I tried to keep on playing
and recording, but I didn’t have enough time. In fact, setting up everything
for my new label, The Mustache Club, took me over 4 years.
4 years of working here and
there on Pantaloon Descendo: recording a ukulele track one night after work,
recording a vocal track on a Sunday afternoon while the spousal unit is out to
get her make up done... All in all, a lot of isolated efforts here and there,
but nothing concrete.
I’ve been working on it
alone for 4 years. It gets lonely, and it’s ridden with huge moments of
self-doubt… “Is it worth it?” “Will people like it?” “Will it just be a
forgettable product?”
Despite the self-doubt, I
kept on going forward. Fighting in isolation against procrastination.

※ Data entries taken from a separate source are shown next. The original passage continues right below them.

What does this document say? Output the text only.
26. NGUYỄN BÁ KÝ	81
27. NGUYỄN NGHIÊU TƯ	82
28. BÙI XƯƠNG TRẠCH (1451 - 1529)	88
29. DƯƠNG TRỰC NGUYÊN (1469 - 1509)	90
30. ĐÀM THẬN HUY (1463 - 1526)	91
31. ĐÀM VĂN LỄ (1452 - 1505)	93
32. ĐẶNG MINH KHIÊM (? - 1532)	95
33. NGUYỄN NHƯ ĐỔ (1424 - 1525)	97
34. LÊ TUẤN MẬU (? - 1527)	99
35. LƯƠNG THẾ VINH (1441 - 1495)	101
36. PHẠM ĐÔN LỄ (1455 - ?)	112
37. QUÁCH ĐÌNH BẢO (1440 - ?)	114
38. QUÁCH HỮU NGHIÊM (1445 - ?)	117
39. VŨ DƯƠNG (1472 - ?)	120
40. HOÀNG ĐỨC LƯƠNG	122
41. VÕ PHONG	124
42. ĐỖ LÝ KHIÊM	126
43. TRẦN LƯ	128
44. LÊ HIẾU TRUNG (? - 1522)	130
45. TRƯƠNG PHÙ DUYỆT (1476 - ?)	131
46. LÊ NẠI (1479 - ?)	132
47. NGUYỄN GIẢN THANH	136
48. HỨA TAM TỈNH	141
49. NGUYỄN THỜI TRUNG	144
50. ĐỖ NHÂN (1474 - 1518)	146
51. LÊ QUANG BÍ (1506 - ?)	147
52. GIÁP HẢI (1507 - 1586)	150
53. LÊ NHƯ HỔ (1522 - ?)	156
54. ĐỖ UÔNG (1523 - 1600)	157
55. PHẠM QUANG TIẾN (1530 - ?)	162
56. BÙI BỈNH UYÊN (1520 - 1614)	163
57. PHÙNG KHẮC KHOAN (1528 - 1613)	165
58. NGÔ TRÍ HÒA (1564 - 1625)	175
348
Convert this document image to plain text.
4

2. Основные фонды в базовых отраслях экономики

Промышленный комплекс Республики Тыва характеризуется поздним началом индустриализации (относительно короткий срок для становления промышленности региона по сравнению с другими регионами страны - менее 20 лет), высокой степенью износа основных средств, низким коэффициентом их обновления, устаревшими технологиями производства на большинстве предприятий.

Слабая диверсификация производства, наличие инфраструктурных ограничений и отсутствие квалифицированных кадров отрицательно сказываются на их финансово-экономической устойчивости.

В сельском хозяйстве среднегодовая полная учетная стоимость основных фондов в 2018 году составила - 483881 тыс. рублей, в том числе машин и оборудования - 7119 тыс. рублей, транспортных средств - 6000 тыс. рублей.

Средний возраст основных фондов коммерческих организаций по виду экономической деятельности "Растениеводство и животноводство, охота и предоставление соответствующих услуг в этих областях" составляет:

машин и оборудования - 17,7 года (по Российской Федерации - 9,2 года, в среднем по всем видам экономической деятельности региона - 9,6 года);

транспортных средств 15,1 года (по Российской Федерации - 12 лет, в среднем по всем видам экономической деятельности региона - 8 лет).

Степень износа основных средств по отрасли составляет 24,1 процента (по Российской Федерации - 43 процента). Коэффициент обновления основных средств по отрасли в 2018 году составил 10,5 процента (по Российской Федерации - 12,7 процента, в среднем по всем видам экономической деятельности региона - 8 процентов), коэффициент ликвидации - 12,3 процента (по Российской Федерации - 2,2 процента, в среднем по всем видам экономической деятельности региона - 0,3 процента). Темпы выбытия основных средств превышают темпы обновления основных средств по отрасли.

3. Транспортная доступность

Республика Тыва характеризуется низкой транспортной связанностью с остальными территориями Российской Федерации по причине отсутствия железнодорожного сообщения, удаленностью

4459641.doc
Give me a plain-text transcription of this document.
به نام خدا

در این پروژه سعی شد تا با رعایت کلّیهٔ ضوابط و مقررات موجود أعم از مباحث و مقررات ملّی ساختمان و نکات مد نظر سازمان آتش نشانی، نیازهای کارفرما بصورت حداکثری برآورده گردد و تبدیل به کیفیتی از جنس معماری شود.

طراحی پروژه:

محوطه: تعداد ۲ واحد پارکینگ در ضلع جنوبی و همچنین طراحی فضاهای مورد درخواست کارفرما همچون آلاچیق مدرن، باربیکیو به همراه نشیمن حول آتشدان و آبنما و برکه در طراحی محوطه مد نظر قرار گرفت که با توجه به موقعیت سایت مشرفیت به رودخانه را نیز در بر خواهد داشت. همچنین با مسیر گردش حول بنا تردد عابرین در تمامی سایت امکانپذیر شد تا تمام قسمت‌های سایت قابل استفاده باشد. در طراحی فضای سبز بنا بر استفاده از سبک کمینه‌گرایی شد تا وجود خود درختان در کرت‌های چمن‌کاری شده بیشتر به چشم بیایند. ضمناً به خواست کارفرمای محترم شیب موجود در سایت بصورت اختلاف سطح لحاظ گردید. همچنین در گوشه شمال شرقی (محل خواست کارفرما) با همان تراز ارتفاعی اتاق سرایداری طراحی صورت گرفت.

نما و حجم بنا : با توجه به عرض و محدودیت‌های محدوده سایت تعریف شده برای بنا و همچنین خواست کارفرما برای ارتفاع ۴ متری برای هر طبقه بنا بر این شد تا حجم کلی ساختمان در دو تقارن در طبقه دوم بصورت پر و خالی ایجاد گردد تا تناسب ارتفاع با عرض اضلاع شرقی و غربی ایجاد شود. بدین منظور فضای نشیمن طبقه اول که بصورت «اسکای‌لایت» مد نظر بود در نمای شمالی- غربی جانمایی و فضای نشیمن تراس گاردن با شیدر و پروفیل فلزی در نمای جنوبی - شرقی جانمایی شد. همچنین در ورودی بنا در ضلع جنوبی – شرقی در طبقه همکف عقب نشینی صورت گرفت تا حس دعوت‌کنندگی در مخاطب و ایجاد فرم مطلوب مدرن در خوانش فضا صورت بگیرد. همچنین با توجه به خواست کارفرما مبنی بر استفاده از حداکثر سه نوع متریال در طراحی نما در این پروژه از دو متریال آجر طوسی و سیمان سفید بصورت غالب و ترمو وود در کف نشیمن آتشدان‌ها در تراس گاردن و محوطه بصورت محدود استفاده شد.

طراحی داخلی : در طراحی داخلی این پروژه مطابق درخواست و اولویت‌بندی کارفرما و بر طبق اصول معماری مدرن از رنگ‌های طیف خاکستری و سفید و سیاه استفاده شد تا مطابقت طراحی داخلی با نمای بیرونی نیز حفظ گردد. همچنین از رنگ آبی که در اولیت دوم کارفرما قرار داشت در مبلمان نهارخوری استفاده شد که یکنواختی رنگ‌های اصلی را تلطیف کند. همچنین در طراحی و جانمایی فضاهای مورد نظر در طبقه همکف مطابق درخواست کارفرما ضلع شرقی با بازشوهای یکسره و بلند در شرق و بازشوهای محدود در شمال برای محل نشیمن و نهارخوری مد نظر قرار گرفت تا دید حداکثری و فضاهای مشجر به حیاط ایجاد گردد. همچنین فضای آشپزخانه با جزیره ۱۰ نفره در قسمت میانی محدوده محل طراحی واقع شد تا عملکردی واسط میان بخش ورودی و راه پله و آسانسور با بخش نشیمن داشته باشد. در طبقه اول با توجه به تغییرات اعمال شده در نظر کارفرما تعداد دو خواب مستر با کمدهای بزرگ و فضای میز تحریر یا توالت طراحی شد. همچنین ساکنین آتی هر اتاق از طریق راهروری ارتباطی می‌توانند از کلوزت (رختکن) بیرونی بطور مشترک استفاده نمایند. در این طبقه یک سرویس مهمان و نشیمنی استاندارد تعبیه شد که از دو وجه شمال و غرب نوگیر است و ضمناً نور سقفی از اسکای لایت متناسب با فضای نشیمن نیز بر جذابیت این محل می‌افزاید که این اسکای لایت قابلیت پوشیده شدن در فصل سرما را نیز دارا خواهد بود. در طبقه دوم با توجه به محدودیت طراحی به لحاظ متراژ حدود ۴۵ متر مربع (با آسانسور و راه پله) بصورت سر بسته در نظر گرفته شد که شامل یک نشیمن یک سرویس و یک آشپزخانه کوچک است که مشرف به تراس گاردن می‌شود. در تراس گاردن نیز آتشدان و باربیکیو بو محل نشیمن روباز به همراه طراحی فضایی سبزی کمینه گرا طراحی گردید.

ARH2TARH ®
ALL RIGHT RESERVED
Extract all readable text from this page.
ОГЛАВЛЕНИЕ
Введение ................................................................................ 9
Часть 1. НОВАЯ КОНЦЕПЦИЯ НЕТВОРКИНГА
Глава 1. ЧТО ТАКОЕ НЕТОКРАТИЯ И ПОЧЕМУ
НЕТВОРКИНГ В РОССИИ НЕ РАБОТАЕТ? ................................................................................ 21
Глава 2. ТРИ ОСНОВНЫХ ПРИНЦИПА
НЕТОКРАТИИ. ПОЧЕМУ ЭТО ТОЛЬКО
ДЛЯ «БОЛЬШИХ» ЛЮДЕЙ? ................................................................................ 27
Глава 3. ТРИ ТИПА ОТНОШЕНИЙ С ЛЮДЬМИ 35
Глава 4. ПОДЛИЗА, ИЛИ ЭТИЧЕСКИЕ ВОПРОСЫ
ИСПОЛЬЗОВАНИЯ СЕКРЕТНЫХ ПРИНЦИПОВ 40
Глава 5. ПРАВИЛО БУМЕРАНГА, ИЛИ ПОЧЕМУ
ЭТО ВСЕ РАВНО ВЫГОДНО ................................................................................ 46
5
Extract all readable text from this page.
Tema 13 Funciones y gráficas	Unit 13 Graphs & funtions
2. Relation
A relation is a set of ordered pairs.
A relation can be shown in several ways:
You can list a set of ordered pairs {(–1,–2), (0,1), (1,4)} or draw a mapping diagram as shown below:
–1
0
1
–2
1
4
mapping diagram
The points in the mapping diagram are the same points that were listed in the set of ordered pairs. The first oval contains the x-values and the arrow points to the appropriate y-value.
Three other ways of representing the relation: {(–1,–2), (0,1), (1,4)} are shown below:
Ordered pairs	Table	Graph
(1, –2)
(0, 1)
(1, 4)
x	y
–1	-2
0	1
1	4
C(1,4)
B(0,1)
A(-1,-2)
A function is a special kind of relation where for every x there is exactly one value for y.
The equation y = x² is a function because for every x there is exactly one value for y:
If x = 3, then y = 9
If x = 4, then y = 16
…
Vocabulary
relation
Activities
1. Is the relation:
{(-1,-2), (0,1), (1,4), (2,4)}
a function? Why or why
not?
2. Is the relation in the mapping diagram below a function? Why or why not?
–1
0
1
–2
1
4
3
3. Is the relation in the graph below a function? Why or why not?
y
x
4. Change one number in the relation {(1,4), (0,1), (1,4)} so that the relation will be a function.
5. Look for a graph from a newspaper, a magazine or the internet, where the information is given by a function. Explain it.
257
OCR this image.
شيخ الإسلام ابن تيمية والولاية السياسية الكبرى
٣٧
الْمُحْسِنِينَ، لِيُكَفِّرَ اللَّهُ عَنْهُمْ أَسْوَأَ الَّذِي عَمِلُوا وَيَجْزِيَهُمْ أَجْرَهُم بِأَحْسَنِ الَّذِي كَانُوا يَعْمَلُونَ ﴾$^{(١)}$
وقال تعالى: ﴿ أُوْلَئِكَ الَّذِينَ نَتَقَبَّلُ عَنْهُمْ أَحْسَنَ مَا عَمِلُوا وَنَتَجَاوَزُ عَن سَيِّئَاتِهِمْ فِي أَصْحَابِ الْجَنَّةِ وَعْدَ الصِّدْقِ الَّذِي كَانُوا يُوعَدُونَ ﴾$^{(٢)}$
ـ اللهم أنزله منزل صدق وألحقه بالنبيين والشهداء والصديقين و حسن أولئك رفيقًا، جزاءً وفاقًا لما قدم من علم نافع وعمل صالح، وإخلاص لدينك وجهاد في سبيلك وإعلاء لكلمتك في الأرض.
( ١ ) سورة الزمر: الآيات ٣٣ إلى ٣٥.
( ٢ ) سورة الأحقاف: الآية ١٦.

However, over the last few
days, Pantaloon Descendo and The Mustache Club have gained a lot of unattracted
traction thanks to a recent reddit post.
It's been generating
unexpected volume of traffic and sales, which is really nice.
Sales
are great.
Ultimately, sales are the
oil that fuels the engine.
I love making a sale. It’s
the ultimate form of validation. It’s someone saying “I’m willing to give you
my hard-earned money for something you did”.
I’ve been away from music
for 10 years. I’ve been away from music sales for 10 years. I’ve missed it.
But
most of all, I’m realizing that I really missed the one-on-one contact with
customers, and the relationship that evolves through every sale. An e-mail inquiry
often turns into threads of 5 to 20 replies that have nothing to do with the
sale in the end.
I
really missed that.
Let’s
be honest, Pantaloon Descendo is not the type of band that will massive amounts
of copies: I can handle a one-on-one approach.
I’ll definitely make it a
part of The Mustache Club’s business model.